The data in the following graph come from the Farming Systems Trial® (FST) research study conducted by the Rodale Institute. This side-by-side comparison of corn and soybean crops grown under organic and industrial agricultural systems was started in 1981 and is one of the longest-running studies of its kind.
Interpretation
What does this graph show?
It shows a comparison between organic and conventional agricultural systems for yields, profits, energy input, and greenhouse gas emissions.
Calculate the following for conventional and organic systems: profit per unit of yield, energy input per unit of yield, and greenhouse gas emissions per unit of yield. How do the two systems compare on these three parameters?
a. Profit per unit of yield:
Organic — 558 / 4079 = 0.14 $/lb
Conventional — 190 / 4022 = 0.05 $/lb
b. Energy input per unit of yield:
Organic — 3264 / 4079 = 0.80 MJ/lb
Conventional — 4568 / 4022 = 1.14 MJ/lb
c. Greenhouse gas emissions per unit of yield:
Organic — 906 / 4079 = 0.22 lbs CO2/lb
Conventional — 1400 / 4022 = 0.35 lbs CO2/lb
For all parameters, the organic system outperforms the conventional system. Per pound of food production, the organic system produces greater profit while it uses less energy and produces fewer greenhouse gases.
Advance Your Thinking
Hint: To answer the following questions, it might be helpful to access the actual FST report, at http://rodaleinstitute.org/our-work/farming-systems-trial/farming-systems-trial-30-year-report/.
According to the Food and Agricultural Organization of the United Nations, “Organic agriculture has the potential to secure a global food supply, just as conventional agriculture does today, but with reduced environmental impact.” How do the data from the FST study support this statement?
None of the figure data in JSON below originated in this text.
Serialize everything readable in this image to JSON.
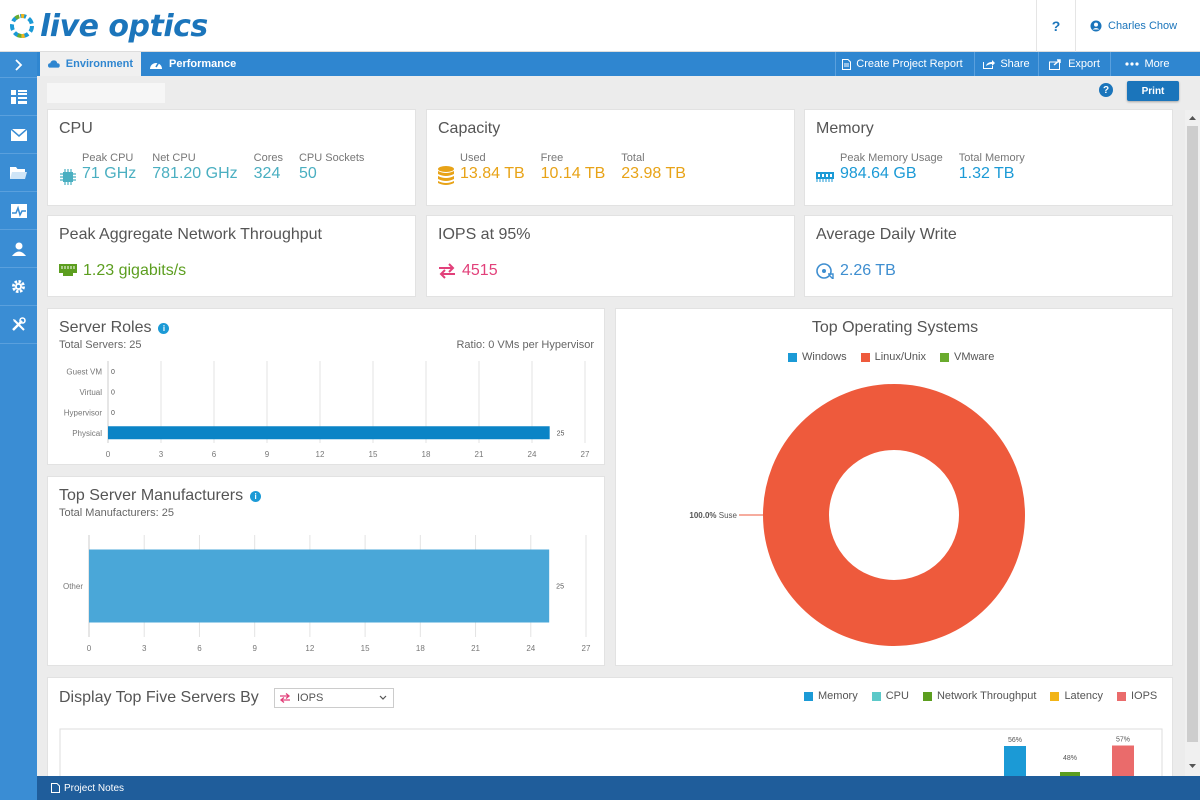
{
  "header": {
    "logo_text": "live optics",
    "help_label": "?",
    "user_name": "Charles Chow"
  },
  "tabs": [
    {
      "label": "Environment",
      "icon": "cloud-icon",
      "active": true
    },
    {
      "label": "Performance",
      "icon": "gauge-icon",
      "active": false
    }
  ],
  "toolbar": {
    "create_report": "Create Project Report",
    "share": "Share",
    "export": "Export",
    "more": "More",
    "print": "Print"
  },
  "sidebar": {
    "items": [
      "chevron-right-icon",
      "dashboard-icon",
      "mail-icon",
      "folder-icon",
      "activity-icon",
      "user-icon",
      "gear-icon",
      "tools-icon"
    ]
  },
  "cards": {
    "cpu": {
      "title": "CPU",
      "peak_cpu_label": "Peak CPU",
      "peak_cpu_value": "71 GHz",
      "net_cpu_label": "Net CPU",
      "net_cpu_value": "781.20 GHz",
      "cores_label": "Cores",
      "cores_value": "324",
      "sockets_label": "CPU Sockets",
      "sockets_value": "50",
      "color": "#4aafc1"
    },
    "capacity": {
      "title": "Capacity",
      "used_label": "Used",
      "used_value": "13.84 TB",
      "free_label": "Free",
      "free_value": "10.14 TB",
      "total_label": "Total",
      "total_value": "23.98 TB",
      "color": "#e8a317"
    },
    "memory": {
      "title": "Memory",
      "peak_label": "Peak Memory Usage",
      "peak_value": "984.64 GB",
      "total_label": "Total Memory",
      "total_value": "1.32 TB",
      "color": "#1b9ad6"
    },
    "network": {
      "title": "Peak Aggregate Network Throughput",
      "value": "1.23 gigabits/s",
      "color": "#5c9e1f"
    },
    "iops": {
      "title": "IOPS at 95%",
      "value": "4515",
      "color": "#e2407a"
    },
    "daily_write": {
      "title": "Average Daily Write",
      "value": "2.26 TB",
      "color": "#3e8ed0"
    }
  },
  "server_roles": {
    "title": "Server Roles",
    "total_servers": "Total Servers: 25",
    "ratio": "Ratio: 0 VMs per Hypervisor"
  },
  "manufacturers": {
    "title": "Top Server Manufacturers",
    "total": "Total Manufacturers: 25"
  },
  "top_os": {
    "title": "Top Operating Systems",
    "legend": [
      {
        "label": "Windows",
        "color": "#1b9ad6"
      },
      {
        "label": "Linux/Unix",
        "color": "#ee5a3c"
      },
      {
        "label": "VMware",
        "color": "#6aab2e"
      }
    ],
    "slice_pct": "100.0%",
    "slice_name": "Suse"
  },
  "top_five": {
    "title": "Display Top Five Servers By",
    "select_value": "IOPS",
    "legend": [
      {
        "label": "Memory",
        "color": "#1b9ad6"
      },
      {
        "label": "CPU",
        "color": "#5cc9c9"
      },
      {
        "label": "Network Throughput",
        "color": "#5c9e1f"
      },
      {
        "label": "Latency",
        "color": "#f2b417"
      },
      {
        "label": "IOPS",
        "color": "#ea6b6b"
      }
    ]
  },
  "footer": {
    "project_notes": "Project Notes"
  },
  "chart_data": [
    {
      "type": "bar",
      "orientation": "horizontal",
      "title": "Server Roles",
      "categories": [
        "Guest VM",
        "Virtual",
        "Hypervisor",
        "Physical"
      ],
      "values": [
        0,
        0,
        0,
        25
      ],
      "xlim": [
        0,
        27
      ],
      "xticks": [
        0,
        3,
        6,
        9,
        12,
        15,
        18,
        21,
        24,
        27
      ],
      "color": "#0b84c6"
    },
    {
      "type": "bar",
      "orientation": "horizontal",
      "title": "Top Server Manufacturers",
      "categories": [
        "Other"
      ],
      "values": [
        25
      ],
      "xlim": [
        0,
        27
      ],
      "xticks": [
        0,
        3,
        6,
        9,
        12,
        15,
        18,
        21,
        24,
        27
      ],
      "color": "#4aa7d8"
    },
    {
      "type": "pie",
      "title": "Top Operating Systems",
      "labels": [
        "Suse"
      ],
      "values": [
        100.0
      ],
      "color": "#ee5a3c",
      "donut": true
    },
    {
      "type": "bar",
      "title": "Display Top Five Servers By",
      "series": [
        {
          "name": "Memory",
          "value": 56,
          "label": "56%",
          "color": "#1b9ad6"
        },
        {
          "name": "Network Throughput",
          "value": 48,
          "label": "48%",
          "color": "#5c9e1f"
        },
        {
          "name": "IOPS",
          "value": 57,
          "label": "57%",
          "color": "#ea6b6b"
        }
      ]
    }
  ]
}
The data from the FST study shows that organic agriculture has yields that are equivalent to conventional agriculture—4,079 lbs/acre/year for organic as compared to 4,022 lbs/acre/year for conventional—supporting the FAO claim that organic can “secure a global food supply, just as conventional agriculture is today.” In addition, the FAO’s expectation that environmental impact of organic systems are less than the conventional system is also validated as the data from the FST study show that organic systems use less energy (3,264 MJ/acre/year) than conventional (4,588 MJ/acre/year) and produce less greenhouse gases: 906 lbs CO2/acre/year for organic as compared to 1,400 lbs CO2/acre/year for conventional agriculture.
According to the FST report, even in drought years, the yields for organic corn were approximately 31% greater than those for conventional (non-drought-resistant) varieties. At the same time, genetically engineered drought-tolerant varieties had yields that were no more than approximately 13% greater than conventional (non-drought-resistant) varieties. Why might this be the case? Why is this an important finding?
There are two main reasons. First, in organic systems, farmers typically use seed grain that is locally adapted. This means that just like the genetically engineered drought tolerant varieties, the organic seed would have natural drought tolerance giving the GM seed no advantage. Second, the soil in organic systems is much healthier — they tend to be rich in nutrients and microbial life, stay in the field rather than erode, and provide a stable and consistent environment for the plants to grow despite weather conditions.
This is an important finding, as in the face of global climate change and the unpredictability of future weather it suggests that organic agriculture can still produce food without significant loss in yields.
The FST report indicates that crops grown using organic methods produced yields equivalent to those of conventional crops, even though they had more weed competition in their fields. Why might this be the case? What makes this an important finding?
Again the reasons are likely related to the organic practices and the health of organic soils. Since organic soils do not erode as easily and tend to have higher nutrient content, they likely can support both the weeds and the crop yields. Furthermore, organic crops are likely better suited to grow in weedy environments and not be out competed by weeds in accessing the nutrients they need.
This is an important finding as in the face of the increasing number of herbicide resistant weeds, it suggests that with organic agriculture we can still produce food without significant loss in yields.